Reeds in de pronkkamers in de piramiden zien we de bewateringsconstructies van hun faraoïstische bouwers afgebeeld: tussen twee palen aangebrachte zwenkbomen met een leren emmertje. En ook vandaag de dag zien verbaasde toeristen tot een ritje op een dromedaris opgelicht, deze primitieve waterhefinrichtingen nog steeds in gebruik. Dit voorzover ze niet verdrongen zijn door een van de grootste innovaties van het Nederlands ontwikkelingsdenken op het gebied van de leniging van het chronisch watertekort van de derde wereld. Het betreft hier een ijzeren martelinstrument, dat het midden houdt tussen een boerenpomp en twee autopeds, op de treeplanken waarvan ondervoede kinderen, mits in staat de gehele dag op en neer te hopsen, een dun straaltje onmiddellijk verdampend modderig water vermogen te ontlokken.
In dezelfde tijd van de farao's verschenen er in Oost-Azië naast deze zwenkbomen de eerste paternoster-achtige, op onze baggermolens gelijkende waterhef-apparaten en een enkel waterwiel of scheprad, waarvan men reeds spoedig de omkeerbare werking ontdekte.

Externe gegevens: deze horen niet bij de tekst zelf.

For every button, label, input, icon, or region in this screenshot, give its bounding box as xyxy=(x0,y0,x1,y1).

Dit geschiedde tijdens een plotselinge vloedgolf toen de drie geblindeerde ezeltjes, die jarenlang gedwee het rad van Tsin To Pan hadden aangedreven, door de centrifugale kracht van het door de kolkende watervloeden doldraaiende aandrijfwiel voor de ogen van de verbaasd toesnellende Chinese dorpelingen aan hun halsters als een werkelijke mallemolen langs het zwerk zwiepten, daarbij hun nekken tot een onwaarschijnlijke lengte uitrekkend. (K. und F.A.M. Faulzieher, Mythische Ursprünge der Giraffen und Schafskamele, Dresden 18492)

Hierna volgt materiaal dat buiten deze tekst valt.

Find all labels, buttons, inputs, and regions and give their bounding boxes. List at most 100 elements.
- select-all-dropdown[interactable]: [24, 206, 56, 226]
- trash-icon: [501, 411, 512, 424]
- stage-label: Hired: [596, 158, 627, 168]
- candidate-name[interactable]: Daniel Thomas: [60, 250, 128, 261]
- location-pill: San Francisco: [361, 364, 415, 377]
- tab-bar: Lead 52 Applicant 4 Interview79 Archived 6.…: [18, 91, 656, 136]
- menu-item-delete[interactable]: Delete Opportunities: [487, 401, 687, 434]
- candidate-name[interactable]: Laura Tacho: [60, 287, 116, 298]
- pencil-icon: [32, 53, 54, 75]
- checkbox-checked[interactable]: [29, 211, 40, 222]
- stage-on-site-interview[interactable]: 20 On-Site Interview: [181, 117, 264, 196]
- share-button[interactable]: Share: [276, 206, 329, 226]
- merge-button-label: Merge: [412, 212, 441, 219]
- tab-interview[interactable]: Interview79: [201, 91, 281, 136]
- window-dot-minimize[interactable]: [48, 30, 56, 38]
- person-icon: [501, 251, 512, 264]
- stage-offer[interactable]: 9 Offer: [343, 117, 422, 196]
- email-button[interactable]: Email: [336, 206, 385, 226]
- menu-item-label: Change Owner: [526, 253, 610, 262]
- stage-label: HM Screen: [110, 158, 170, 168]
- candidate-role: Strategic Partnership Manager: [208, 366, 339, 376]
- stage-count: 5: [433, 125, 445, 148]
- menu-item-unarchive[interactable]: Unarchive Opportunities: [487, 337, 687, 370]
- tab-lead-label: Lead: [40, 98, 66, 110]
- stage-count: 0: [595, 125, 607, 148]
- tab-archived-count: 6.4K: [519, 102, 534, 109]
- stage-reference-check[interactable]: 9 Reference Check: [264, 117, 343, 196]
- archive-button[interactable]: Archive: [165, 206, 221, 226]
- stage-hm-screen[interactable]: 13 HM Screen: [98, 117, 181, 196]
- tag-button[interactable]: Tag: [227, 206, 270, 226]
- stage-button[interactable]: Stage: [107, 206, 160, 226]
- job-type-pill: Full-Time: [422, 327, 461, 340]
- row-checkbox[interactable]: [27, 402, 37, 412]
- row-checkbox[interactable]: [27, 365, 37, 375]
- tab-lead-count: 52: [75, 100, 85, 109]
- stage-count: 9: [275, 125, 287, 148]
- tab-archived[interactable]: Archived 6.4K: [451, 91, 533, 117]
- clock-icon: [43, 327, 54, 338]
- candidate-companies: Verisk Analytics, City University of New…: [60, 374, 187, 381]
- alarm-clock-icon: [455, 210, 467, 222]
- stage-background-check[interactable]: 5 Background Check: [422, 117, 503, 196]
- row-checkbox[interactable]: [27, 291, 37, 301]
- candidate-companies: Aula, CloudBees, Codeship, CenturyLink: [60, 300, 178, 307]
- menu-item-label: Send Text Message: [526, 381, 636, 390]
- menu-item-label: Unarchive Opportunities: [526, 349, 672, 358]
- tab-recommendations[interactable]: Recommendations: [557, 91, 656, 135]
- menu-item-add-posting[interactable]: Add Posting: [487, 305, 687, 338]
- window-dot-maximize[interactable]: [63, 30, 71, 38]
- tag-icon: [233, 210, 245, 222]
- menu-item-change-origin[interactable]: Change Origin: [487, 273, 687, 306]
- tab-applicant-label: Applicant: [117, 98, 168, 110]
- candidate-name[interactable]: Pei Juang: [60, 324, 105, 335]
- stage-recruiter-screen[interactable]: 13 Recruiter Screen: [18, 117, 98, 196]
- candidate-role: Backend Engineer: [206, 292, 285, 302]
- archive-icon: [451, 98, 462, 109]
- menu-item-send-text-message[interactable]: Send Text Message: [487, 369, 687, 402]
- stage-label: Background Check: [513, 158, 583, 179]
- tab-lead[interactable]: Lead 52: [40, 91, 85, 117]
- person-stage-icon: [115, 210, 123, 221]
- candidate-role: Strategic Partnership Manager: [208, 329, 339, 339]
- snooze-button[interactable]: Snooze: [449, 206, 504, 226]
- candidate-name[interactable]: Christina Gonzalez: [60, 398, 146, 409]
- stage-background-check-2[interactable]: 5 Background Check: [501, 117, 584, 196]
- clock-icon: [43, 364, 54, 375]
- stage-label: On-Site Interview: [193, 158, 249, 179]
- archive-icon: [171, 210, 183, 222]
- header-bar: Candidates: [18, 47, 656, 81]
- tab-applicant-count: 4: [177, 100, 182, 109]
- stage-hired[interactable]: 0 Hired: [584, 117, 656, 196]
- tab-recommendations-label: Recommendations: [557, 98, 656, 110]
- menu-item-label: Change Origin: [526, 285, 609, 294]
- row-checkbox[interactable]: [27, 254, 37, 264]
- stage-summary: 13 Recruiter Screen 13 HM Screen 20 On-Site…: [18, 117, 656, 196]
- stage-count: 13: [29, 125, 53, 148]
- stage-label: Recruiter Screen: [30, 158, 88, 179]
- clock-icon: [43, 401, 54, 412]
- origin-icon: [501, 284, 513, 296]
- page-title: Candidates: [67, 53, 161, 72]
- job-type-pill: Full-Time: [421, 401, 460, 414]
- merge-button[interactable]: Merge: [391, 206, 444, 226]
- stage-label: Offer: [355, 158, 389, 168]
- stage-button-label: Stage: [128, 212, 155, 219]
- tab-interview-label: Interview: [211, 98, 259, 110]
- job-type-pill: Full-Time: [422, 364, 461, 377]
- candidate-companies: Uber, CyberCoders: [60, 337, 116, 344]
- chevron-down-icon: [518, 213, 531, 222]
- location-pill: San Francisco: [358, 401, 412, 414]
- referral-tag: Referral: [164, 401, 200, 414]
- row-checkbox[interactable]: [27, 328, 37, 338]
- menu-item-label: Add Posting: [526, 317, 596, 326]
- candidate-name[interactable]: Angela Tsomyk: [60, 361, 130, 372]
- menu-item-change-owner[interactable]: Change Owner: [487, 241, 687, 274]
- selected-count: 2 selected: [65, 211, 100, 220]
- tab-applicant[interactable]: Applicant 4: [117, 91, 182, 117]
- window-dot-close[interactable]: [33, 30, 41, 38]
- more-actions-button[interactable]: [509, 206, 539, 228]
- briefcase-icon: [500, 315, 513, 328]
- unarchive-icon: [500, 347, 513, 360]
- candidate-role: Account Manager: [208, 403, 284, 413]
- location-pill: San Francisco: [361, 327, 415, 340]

De grootste sprong vooruit in het oude China bestond echter uit de uitvinding van de schroefwatermolen. Zoals Thor Heyerdahl en Peter Freuchen twee millennia later met hun onderwaterexpeditie in een bamboebuis (Dsei - Ko Leng, de watergeest, Stockholm, 1962, Ned. vert. 1963) zouden aantonen, belandde een prototype van de Zuid-Chinese schroefwatermolen of waterslak via de zeeweg langs de kaap, tenslotte in Egypte, waar Archimedes haar zag en in Syracuse teruggekeerd, beschreef, om er vervolgens enkele verbeteringen in de schroefwindingen in aan te brengen. Daarom heet dit wateropvoermechanisme nog steeds ‘schroef van Archimedes’. Marcus Vitruvius, Romeins bouwmeester en ingenieur beschrijft haar reeds 25 v.Chr. in de ‘machinatio’, een deel uit zijn De architektura (Ned. vert. door J.H.A. Mialaret, 1914). Het is dezelfde Vitruvius, die de naakt over de straat hollende Pythagoras het ‘heureka’ in de mond legde.
Werden dit soort inventies tot laat in de beschavingsgeschiedenis zonder verdere financiële consequenties ten bate van de gehele mensheid aangewend, in het jaar 1583 bestond een Nederlands ondernemer, een zekere Cornelis Dirckszoon Muys, het de reeds 2000 jaar oude machine op zijn naam te brengen, zodat alle toekomstige gebruikers hem en zijn nazaten eeuwenlang octrooigelden verschuldigd werden.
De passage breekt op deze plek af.